Kto nie szanuje ani nie ceni swojej przeszłości, ten nie jest godzien szacunku teraźniejszości ani nie ma prawa do przyszłości.
(Marszałek Józef Piłsudski)
Odkąd Polska utraciła niepodległość w 1795 r., temat Polski stał się zakazany, a nawet zwalczany. Aby Polaków pozbawić poczucia tożsamości narodowej, podjęto agresywną germanizację i rusyfikację.
Jedyną ostoją polskości w tym czasie stał się Kościół, który na równi z narodem cierpiał zawieruchy dziejowe. Ten stan trwał aż do wybuchu I wojny światowej. Po dwóch latach stało się jasne, iż wojna
potrwa dłużej. Gdy ziemie zaboru rosyjskiego znalazły się pod okupacją Niemców i Austriaków, usiłowali powtórzyć manewr Napoleona: obiecali Polakom utworzenie państwa w zamian za wystawienie armii. Cesarze
Niemiec i Austro-Węgier 5 listopada 1916 r. wydali uroczysty akt powołujący do życia Królestwo Polskie. Od samego początku sprawa polska przez aliantów zachodnich była traktowana jako wewnętrzna
sprawa Rosji. Pomimo wielu trudności zaczęły powstawać pierwsze odziały polskie. W zaborze austriackim przy współudziale Józefa Piłsudskiego powstają Legiony, zaś na Zachodzie gen. Haller tworzy tzw.
Błękitną Armię. Sprawa Polski powraca, gdy w Rosji wybucha rewolucja. Rozmowy z Anglią i Francją podjął Roman Dmowski. Gdy w kwietniu 1917 r. do wojny przystąpiły Stany Zjednoczone, orędownikiem
dążeń niepodległościowych w Ameryce był Ignacy Paderewski.
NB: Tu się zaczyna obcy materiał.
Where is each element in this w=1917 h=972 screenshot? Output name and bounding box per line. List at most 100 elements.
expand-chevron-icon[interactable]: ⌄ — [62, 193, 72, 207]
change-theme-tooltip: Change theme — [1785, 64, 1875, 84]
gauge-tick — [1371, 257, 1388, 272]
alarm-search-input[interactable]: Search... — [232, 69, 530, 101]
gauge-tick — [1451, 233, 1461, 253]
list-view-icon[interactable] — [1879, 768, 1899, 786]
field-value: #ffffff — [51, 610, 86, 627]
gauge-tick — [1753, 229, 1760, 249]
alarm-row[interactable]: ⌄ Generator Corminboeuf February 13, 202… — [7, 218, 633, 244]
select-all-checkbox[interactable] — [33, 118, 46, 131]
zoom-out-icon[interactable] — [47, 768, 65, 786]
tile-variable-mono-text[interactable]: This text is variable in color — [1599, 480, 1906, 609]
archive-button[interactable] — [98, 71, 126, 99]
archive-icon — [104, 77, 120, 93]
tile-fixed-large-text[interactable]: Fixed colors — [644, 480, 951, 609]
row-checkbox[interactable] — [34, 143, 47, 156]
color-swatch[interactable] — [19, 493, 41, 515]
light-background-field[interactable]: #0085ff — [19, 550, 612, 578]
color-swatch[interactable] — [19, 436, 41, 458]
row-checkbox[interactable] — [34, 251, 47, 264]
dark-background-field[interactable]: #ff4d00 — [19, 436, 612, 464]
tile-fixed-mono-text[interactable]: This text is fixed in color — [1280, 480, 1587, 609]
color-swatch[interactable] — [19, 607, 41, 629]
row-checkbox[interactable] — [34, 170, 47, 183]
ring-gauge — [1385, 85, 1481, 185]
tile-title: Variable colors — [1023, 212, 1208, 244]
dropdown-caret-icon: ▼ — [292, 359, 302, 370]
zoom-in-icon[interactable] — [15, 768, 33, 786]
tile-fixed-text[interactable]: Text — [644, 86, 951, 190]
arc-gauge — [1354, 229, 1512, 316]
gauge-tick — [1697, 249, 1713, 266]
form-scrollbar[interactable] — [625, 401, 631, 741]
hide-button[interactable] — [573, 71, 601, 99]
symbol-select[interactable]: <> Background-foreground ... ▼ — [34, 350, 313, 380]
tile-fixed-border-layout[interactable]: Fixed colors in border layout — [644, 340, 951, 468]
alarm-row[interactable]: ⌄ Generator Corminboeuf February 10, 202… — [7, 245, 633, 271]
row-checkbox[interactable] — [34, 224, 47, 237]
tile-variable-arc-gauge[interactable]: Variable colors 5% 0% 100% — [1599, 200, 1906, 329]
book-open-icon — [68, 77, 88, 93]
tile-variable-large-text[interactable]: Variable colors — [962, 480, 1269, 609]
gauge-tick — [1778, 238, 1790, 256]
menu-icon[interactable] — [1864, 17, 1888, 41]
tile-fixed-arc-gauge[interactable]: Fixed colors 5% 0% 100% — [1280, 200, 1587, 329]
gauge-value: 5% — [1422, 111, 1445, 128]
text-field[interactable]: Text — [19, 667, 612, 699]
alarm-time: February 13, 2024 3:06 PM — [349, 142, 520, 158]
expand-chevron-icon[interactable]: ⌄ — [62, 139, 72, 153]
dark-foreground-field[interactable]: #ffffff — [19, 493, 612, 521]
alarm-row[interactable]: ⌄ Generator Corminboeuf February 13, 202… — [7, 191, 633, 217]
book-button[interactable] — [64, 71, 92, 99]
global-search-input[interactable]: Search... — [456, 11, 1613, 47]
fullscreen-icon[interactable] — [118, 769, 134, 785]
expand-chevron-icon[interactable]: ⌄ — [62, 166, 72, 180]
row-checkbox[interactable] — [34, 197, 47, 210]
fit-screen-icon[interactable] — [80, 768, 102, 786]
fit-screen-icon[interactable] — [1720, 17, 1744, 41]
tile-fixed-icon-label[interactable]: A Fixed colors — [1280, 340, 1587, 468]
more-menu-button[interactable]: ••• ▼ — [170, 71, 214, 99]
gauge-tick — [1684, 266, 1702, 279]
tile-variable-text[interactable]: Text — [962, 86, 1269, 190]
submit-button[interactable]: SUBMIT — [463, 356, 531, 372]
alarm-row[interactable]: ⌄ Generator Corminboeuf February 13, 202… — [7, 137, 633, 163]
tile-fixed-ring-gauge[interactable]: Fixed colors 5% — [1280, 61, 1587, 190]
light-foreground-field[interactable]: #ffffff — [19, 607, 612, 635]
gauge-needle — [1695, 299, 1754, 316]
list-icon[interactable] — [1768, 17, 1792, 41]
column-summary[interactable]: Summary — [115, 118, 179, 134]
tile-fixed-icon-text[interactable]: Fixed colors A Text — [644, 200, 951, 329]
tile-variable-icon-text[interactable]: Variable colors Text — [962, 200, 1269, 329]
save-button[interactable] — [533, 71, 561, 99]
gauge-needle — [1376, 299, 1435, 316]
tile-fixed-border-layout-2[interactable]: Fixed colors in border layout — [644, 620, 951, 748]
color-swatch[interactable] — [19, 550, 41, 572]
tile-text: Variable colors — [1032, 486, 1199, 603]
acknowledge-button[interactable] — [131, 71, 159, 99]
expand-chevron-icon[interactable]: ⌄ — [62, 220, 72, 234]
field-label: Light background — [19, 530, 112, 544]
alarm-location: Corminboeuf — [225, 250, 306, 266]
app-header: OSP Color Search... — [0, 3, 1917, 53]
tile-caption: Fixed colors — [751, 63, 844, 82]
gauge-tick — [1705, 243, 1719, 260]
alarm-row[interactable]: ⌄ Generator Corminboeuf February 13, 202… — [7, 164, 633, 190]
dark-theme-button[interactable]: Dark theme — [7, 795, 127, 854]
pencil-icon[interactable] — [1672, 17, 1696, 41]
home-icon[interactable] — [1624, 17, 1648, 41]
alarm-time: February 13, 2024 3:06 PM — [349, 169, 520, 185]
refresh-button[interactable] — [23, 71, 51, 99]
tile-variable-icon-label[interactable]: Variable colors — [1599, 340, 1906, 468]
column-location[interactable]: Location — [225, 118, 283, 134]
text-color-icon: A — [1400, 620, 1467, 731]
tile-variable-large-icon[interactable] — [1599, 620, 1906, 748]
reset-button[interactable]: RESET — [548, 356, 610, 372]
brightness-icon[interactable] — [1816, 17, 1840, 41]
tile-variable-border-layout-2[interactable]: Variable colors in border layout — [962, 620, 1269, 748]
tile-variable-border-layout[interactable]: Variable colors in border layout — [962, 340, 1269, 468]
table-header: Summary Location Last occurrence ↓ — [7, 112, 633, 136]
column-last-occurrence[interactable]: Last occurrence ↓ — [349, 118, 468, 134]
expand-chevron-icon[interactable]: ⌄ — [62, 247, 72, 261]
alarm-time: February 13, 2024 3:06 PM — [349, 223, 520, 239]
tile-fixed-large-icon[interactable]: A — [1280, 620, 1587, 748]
W styczniu 1918 r. amerykański prezydent Woodrow Wilson wygłosił orędzie, w którym w 14 punktach przedstawił cele wojenne Stanów Zjednoczonych.
13 punkt zawierał propozycję odbudowy państwa polskiego.
Wolność do Polski zawitała w ostatnich dniach października i pierwszych listopada 1918 r. Z końcem października zaczęło rozpadać się cesarstwo austro-węgierskie. Cesarz austriacki Karol I 3 listopada
zdecydował się na rozejm i wycofanie z wojny. W tym samym dniu bunt marynarzy niemieckich w Kolonii zapoczątkował rewolucję listopadową w Niemczech.
Wieści o rewolucji w Niemczech dotarły do Polski 9 listopada 1918 r., następnego dnia do Warszawy z więzienia w Magdeburgu przybywa Józef Piłsudski i przejmuje władzę z rąk Rady Regencyjnej.
11 listopada Polska Organizacja Wojskowa wystąpiła przeciw Niemcom. Okupacyjny gubernator ewakuował się z polskiej stolicy. Polska odzyskała niepodległość.
Niepodległość naszego narodu została srogo okupiona wieloma ofiarami.
W imię dnia polskiej niepodległości wyrastały pośród nas najczystsze i niekwestionowane wzory moralne: św. Maksymilian Maria Kolbe, Michał Kozal, kard. Stefan Wyszyński, ks. Jerzy Popiełuszko. Czymże
byliśmy bez nich, ich trudnego, heroicznego świadectwa? Pokonywali oni wszystko to, co mogło być zamachem na nasze doczesne i wieczne dzieje. Choć paleni jak więźniowie Oświęcimia, rozstrzeliwani jak
żołnierze katyńscy, umierający z głodu na zesłankach jak żołnierze Armii Krajowej, zabijani przez totalitarną władzę jak robotnicy Pomorza i Śląska nie zdradzili prawdy, niepodległości i wolności.